Commentaire • 0
Sur la décision
| Référence : | TJ Marseille, 0p3 p prox réf., 4 avr. 2024, n° 23/06380 |
|---|---|
| Numéro(s) : | 23/06380 |
| Importance : | Inédit |
| Dispositif : | Délibéré pour mise à disposition de la décision |
| Date de dernière mise à jour : | 3 juillet 2025 |
| Lire la décision sur le site de la juridiction |
Texte intégral
TRIBUNAL JUDICIAIRE DE MARSEILLE
Pôle de Proximité
ORDONNANCE DE RÉFÉRÉ
ORDONNANCE DU : 06 Juin 2024
Président : Mme HAK, Vice-présidente
Greffier : Madame DEGANI,
Débats en audience publique le : 04 Avril 2024
GROSSE :
Le 07 juin 2024
à Me GISBERT [Localité 4]
Le ……………………………………………
à Me ………………………………………..
Le ……………………………………………
à Me ………………………………………..
EXPEDITION :
Le 07 juin 2024
à Me Edouard SEKLY
Le ………………………………………………….
à Me ………………………………………………
Le …………………………………………………..
à Me ………………………………………………
N° RG 23/06380 – N° Portalis DBW3-W-B7H-4A5L
PARTIES :
DEMANDERESSE
S.C.I. LE DEPOT DE PEYROLLES, dont le siège social est sis [Adresse 3]
représentée par Me François GISBERT, avocat au barreau de MARSEILLE
DEFENDEUR
Monsieur [Z] [D]
né le 31 Janvier 1978 à [Localité 5], demeurant [Adresse 1]
(AJ totale)
représenté par Me Edouard SEKLY, avocat au barreau de MARSEILLE
EXPOSE DU LITIGE
Par acte sous signature privée du 10 décembre 2018, la SCI LE DEPOT DE PEYROLLES a donné à bail à Monsieur [Z] [D] un appartement à usage d’habitation situé [Adresse 2], pour un loyer mensuel initial de 380 euros outre 20 euros de provision sur charges.

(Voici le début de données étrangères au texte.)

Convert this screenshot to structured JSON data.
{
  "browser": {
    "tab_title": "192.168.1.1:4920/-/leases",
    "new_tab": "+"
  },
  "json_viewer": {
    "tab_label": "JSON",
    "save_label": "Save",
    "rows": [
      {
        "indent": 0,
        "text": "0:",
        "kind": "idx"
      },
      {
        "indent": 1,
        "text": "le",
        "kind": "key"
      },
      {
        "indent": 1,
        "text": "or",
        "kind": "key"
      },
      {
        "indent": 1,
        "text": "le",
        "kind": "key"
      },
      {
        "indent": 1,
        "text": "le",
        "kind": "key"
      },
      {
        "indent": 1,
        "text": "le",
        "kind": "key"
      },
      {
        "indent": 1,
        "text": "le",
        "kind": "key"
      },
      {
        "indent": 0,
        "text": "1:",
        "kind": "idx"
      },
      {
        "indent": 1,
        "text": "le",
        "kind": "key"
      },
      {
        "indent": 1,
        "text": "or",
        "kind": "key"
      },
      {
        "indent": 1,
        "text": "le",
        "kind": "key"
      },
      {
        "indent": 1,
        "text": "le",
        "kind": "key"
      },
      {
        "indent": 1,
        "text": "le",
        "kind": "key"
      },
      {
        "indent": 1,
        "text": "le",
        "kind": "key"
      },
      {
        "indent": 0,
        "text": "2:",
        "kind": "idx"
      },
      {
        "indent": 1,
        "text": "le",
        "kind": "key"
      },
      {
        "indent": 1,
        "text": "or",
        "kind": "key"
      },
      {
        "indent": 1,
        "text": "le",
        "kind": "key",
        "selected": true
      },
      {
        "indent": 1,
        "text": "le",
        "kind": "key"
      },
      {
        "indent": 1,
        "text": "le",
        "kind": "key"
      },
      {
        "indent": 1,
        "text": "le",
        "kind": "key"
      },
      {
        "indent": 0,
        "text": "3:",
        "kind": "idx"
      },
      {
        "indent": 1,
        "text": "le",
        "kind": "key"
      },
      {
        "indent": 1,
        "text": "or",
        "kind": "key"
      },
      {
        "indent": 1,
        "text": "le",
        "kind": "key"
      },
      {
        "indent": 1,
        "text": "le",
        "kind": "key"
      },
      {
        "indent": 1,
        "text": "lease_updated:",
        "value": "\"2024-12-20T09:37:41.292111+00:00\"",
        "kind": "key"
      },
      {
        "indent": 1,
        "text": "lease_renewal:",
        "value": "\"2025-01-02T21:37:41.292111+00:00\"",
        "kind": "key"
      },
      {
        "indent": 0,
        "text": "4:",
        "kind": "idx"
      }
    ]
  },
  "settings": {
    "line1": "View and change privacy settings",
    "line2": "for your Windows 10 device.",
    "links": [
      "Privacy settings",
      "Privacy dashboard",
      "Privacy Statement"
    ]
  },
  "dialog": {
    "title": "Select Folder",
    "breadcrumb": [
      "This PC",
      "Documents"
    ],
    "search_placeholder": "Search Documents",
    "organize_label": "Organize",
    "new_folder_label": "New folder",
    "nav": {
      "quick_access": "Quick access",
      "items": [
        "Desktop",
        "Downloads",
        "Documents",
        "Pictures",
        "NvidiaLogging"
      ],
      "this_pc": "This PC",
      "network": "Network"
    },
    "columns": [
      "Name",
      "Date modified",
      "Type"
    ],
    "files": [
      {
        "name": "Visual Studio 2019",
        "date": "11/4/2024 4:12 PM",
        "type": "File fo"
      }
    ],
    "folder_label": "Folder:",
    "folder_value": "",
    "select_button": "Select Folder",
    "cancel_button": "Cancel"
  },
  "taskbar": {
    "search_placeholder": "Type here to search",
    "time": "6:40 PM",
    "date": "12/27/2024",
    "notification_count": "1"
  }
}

Des loyers étant demeurés impayés, la SCI LE DEPOT DE PEYROLLES a fait signifier à Monsieur [D] par acte d’huissier de justice du 23 mai 2023 un commandement de payer la somme de 4.676,34 euros, en principal, correspondant à l’arriéré locatif et visant la clause résolutoire contractuelle.
Par assignation du 21 septembre 2023, à laquelle il est expressément renvoyé pour un plus ample exposé des moyens, la SCI LE DEPOT DE PEYROLLES a attrait Monsieur [Z] [D] devant le juge des contentieux de la protection du tribunal judiciaire de Marseille, statuant en référé, aux fins d’entendre, au visa de la loi du 6 juillet 1989 :
Constater l’acquisition de la clause résolutoire ; ordonner l’expulsion sans délais de Monsieur [D] et tous occupants de son chef, avec le concours de la force publique et d’un serrurier si besoin est, condamner Monsieur [D] au paiement des sommes suivantes : 5.767,23 euros de provision due au titre des loyers et charges impayés au 25 juillet 2023 ; une indemnité d’occupation mensuelle à un montant de 424,63 euros, jusqu’à la reprise effective des lieux ; 1.500 euros sur le fondement de l’article 700 du CPC les dépens comprenant le coût du commandement de payer, les frais d’exécution forcée.
L’affaire a été appelée à l’audience du 7 décembre 2023, renvoyée à la demande des parties et plaidée le 4 avril 2024.
Lors des débats, représentées par leur conseil respectif, les parties ont repris oralement leurs conclusions déposées, auxquelles il convient de se référer pour plus ample exposé des moyens.
La SCI LE DEPOT DE PEYROLLES a sollicité le bénéfice de son acte introductif d’instance, sauf à actualiser sa créance à un montant de 9.229,04 euros au 3 avril 2024 et le montant de l’indemnité d’occupation à un montant de 438,41 euros.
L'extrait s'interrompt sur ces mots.